I don’t understand the shame that lies in saying that. Love is an unbelievable gift and knowing that you need someone to give that to you is not a weakness. It’s a self actualization.
I have spent the last year of my life in full examination of who I am and consciously trying to build a life that makes me happy. I am, at times, absolutely shocked with how far I’ve come and how much effort it has taken to get here. I have created beauty in my life and cleared away what did not need to be there. Cut, discard, mend, sew.
Romantic love is missing from my life right now. I’m okay with this. That may sound contradictory to everything you’ve read so far and you may not even believe me. But, it’s true. Not having romantic love is fine right now. Because I’m fine. I love my life and I have a solid appreciation for and knowledge of who I am. I’m pretty cool.
That said, there is only one thing that is going to change that feeling that there is just something missing. Something I’m reaching for.
Something not quite right. Something leaning in a direction I don’t want it to.
Romantic love is not the end all, be all. There may be other things I want and need that may keep me from feeling totally whole.

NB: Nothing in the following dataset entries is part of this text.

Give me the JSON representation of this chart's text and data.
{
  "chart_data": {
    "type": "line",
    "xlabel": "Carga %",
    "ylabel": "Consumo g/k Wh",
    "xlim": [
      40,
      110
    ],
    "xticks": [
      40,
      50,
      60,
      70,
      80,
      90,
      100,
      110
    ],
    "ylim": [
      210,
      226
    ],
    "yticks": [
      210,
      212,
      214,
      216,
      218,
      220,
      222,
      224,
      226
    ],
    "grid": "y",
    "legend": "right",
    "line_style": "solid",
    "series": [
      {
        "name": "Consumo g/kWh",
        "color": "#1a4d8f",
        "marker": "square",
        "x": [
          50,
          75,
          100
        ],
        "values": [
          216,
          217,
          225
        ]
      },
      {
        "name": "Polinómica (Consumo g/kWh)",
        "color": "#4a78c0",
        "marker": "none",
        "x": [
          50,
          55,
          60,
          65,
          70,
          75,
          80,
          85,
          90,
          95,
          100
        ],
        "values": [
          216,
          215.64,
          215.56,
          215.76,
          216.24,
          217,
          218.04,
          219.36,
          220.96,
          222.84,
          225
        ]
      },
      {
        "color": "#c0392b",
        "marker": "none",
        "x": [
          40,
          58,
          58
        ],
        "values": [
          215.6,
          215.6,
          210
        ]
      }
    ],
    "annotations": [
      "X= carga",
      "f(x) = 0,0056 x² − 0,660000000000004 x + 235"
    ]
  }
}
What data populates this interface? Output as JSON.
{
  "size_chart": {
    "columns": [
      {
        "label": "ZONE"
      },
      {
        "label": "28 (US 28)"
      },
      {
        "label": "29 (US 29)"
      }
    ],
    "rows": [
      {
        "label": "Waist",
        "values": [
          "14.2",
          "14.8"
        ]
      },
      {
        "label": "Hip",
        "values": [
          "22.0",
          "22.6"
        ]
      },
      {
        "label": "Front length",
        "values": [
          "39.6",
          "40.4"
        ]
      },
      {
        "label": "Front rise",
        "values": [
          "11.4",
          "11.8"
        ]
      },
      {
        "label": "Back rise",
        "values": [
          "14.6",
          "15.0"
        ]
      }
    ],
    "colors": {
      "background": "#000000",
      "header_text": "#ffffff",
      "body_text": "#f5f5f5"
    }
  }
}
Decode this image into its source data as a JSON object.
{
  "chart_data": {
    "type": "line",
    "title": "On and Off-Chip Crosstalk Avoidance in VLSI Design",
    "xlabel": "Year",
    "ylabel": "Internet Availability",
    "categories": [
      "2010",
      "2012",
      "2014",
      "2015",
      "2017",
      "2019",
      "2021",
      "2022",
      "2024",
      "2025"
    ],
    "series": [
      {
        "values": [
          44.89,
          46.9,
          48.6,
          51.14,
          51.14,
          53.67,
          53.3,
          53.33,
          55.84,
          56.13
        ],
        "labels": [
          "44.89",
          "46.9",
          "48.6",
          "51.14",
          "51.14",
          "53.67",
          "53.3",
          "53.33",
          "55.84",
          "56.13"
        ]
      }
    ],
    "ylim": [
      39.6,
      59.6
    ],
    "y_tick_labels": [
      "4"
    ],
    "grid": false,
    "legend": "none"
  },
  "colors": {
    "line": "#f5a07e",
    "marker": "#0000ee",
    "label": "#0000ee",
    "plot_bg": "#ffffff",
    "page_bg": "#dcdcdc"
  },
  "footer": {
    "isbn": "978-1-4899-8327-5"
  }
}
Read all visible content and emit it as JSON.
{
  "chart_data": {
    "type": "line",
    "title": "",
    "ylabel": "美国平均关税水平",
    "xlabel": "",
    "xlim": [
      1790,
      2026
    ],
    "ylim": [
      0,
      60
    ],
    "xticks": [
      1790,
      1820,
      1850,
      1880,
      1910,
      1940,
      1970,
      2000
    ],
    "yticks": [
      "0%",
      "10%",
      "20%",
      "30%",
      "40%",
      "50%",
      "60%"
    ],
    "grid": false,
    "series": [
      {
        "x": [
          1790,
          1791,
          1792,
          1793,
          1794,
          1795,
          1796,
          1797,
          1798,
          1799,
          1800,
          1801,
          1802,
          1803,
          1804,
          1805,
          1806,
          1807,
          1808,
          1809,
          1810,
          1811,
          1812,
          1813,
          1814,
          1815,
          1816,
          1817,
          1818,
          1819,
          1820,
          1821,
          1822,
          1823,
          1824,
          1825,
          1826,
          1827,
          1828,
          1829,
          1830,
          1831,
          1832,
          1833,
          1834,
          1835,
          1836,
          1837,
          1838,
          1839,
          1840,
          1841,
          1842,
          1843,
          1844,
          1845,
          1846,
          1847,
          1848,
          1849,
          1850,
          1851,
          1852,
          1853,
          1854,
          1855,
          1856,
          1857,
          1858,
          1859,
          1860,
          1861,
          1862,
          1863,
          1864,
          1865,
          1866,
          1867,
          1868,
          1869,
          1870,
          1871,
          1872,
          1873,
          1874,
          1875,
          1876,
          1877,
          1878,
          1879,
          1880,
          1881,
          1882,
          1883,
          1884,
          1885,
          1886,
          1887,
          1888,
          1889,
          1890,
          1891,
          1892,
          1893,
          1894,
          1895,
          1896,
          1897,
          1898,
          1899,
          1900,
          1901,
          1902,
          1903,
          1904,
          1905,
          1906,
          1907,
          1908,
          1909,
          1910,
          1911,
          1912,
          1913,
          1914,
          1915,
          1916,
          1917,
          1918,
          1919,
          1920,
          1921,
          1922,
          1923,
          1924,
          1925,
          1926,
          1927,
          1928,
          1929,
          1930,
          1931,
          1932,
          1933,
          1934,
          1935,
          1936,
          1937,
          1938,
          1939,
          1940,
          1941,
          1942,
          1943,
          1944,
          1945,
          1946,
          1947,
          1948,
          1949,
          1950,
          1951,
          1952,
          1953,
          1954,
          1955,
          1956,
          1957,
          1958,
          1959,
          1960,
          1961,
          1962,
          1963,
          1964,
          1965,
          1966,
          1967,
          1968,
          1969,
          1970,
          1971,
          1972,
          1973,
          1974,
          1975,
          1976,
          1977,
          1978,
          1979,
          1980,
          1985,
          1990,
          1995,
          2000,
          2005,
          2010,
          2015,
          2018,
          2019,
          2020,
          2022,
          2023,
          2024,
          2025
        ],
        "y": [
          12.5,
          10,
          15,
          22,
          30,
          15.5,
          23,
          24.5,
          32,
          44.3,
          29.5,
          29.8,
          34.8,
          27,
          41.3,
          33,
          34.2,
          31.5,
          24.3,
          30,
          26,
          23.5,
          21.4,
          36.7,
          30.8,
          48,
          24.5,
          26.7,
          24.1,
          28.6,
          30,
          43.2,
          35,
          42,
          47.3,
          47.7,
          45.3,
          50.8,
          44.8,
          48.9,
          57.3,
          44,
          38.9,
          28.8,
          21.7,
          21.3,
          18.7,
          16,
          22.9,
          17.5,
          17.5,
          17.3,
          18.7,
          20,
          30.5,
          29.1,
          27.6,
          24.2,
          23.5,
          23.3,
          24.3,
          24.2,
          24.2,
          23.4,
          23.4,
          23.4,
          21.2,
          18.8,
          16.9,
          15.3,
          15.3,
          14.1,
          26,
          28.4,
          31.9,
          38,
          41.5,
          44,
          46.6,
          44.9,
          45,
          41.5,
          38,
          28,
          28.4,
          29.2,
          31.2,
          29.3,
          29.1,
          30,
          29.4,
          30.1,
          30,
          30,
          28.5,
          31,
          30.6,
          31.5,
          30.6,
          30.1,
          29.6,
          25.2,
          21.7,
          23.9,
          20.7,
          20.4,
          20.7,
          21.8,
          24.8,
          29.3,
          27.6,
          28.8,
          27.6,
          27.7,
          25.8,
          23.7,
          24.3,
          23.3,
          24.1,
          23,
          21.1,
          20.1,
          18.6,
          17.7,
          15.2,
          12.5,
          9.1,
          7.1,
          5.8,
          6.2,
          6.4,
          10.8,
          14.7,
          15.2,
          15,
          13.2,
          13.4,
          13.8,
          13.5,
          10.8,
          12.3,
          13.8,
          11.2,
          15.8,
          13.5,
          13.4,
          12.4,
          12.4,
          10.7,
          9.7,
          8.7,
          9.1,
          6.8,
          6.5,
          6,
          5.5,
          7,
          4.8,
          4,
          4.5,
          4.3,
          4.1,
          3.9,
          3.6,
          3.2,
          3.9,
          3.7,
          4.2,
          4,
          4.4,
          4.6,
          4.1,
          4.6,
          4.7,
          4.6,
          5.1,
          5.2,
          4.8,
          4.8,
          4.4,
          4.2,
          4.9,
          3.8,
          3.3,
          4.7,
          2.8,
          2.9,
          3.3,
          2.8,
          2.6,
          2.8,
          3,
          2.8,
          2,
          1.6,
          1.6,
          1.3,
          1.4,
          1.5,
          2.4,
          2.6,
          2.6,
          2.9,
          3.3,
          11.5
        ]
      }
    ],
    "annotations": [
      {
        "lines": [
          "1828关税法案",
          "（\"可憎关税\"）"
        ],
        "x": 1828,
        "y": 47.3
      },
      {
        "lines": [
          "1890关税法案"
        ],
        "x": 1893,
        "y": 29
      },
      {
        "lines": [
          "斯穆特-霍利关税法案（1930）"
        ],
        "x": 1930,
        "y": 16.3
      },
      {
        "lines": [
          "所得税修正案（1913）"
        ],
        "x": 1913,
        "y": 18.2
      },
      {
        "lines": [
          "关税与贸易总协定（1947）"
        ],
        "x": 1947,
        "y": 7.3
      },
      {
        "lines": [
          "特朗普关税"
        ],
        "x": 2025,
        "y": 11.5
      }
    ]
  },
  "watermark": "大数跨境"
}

Working to find love is no different to me than working to find financial freedom or the perfect job.
This want is not something I feel is dictated to me by society. I feel no pressure to have it. I don’t feel like I should be made to feel like lesser of a person because I don’t have it. It’s absence should not carry any more judgment that the desire for it.
This does not come with a prescribed notion of what that looks like. It doesn’t mean getting married or having to have a man in my house or be showered with gifts. It doesn’t need to be forever.
It’s seeing a beautiful, wonderful old couple walking down the street holding hands and saying to myself, “That. I want that.”
For me, there is a strength and courage in recognizing a core value and settling into it. I can say the same thing for people who can live without it in the same manner that I can understand, respect and appreciate someone’s desire to never have kids. You do what is right for you. You seek what you want. I’ll seek what I want.
This world carries enough conflicts as it is. How you feel about wanting love shouldn’t be one of them.